O profissional destaca que, “em muitos casos, a resposta a essas demandas excessivas é o esgotamento completo, resultando em um ciclo vicioso onde o desempenho cai, aumentando ainda mais a pressão e o estresse”.
O que contribui para um local de serviço tóxico?
Para Renato Herrmann, a sobrecarga de tarefas e a falta de suporte adequado criam um ambiente onde os profissionais se sentem isolados e incapazes de atender às expectativas impostas. A cultura do “sempre conectado” agrava ainda mais essa situação, tornando as fronteiras entre o emprego e a vida pessoal cada vez mais indistintas.
Uma pesquisa está sendo realizada pela Universidade Federal do Rio Grande do Sul (UFRGS) para contabilizar a quantidade de trabalhadores que possuem dificuldades em desconectar-se do trabalho fora do expediente, contribuindo para o desgaste psicológico. Enquanto isso, países como Austrália e Reino Unido estão estudando leis que garantem o direito do trabalhador de ignorar comunicações da empresa após o expediente.
“É fundamental que as organizações reconheçam a importância da saúde psíquica e ataquem os ofensores: altíssima demanda, posto de trabalho tóxico e recompensas desequilibradas, além de dar suporte adequado aos seus profissionais” enfatiza Ana Tomazelli. A especialista acrescenta que só será possível reverter esses números se houver uma educação começando pelos líderes, para que a empresa reveja seus processos e se adapte.
“Se o topo da hierarquia abordar essas questões de frente, as empresas não apenas melhoram o bem-estar de seus times, mas também fortalecem a resiliência e a produtividade da equipe. Pessoas doentes refletem um local doente”, declara Ana Tomazelli.
A liderança é crucial para criar um espaço de trabalho saudável, mas isso não significa que líderes precisam agir como psicólogos. Em vez disso, devem focar em aspectos como clareza de expectativas, direção da empresa e a eliminação de comportamentos inadequados. No entanto, é essencial que os líderes gerenciem sua própria saúde emocional para serem eficazes.

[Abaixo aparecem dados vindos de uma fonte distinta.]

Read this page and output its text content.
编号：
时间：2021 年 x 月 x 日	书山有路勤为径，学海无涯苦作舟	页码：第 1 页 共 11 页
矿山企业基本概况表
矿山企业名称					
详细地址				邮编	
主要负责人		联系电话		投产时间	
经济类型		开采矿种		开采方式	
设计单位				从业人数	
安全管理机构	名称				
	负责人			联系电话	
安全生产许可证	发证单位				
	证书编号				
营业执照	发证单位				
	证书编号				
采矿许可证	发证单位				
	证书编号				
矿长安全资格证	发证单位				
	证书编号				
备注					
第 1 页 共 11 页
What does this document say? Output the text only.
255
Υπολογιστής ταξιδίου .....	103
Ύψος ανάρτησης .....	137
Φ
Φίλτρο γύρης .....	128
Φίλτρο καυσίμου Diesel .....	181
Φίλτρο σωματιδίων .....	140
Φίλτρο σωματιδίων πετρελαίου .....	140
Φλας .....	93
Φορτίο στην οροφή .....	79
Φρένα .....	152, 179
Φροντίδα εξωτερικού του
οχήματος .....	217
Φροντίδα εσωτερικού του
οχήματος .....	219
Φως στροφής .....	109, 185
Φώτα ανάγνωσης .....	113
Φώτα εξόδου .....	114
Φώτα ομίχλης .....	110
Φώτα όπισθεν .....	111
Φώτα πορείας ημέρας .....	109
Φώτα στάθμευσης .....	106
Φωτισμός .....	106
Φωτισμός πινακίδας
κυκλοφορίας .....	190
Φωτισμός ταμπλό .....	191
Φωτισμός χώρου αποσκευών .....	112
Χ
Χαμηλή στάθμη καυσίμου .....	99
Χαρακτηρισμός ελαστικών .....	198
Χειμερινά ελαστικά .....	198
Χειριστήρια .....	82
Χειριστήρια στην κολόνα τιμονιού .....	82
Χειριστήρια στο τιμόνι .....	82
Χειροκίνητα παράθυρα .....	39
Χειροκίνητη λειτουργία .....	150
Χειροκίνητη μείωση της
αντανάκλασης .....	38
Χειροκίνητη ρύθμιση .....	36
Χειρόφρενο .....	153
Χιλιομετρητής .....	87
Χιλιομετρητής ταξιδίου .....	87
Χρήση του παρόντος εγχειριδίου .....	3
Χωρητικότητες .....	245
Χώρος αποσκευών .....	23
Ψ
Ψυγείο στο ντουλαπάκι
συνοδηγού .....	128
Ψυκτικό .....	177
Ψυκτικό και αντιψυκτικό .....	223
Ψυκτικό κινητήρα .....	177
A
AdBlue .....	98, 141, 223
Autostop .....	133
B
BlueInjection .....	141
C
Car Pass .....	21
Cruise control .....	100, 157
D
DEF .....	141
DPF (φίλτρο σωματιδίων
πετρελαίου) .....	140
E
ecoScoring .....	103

Empresas que investem em programas de treinamento para líderes, focados em inteligência emocional e gestão do estresse, tendem a ter melhores resultados na implementação dessas práticas. Conforme a OMS, cada US$ 1 investido em programas de saúde mental gera um retorno de US$ 4 em aumento de produtividade e redução de custos relacionados à saúde.
E se o líder também estiver esgotado?
Um estudo da Harvard Business Review revelou que mais de 70% dos novos CEOs experimentam sentimentos de solidão, e essa situação não se restringe apenas aos níveis mais altos da hierarquia. Quando líderes enfrentam esgotamento mental, sua capacidade de apoiar as equipes é prejudicada.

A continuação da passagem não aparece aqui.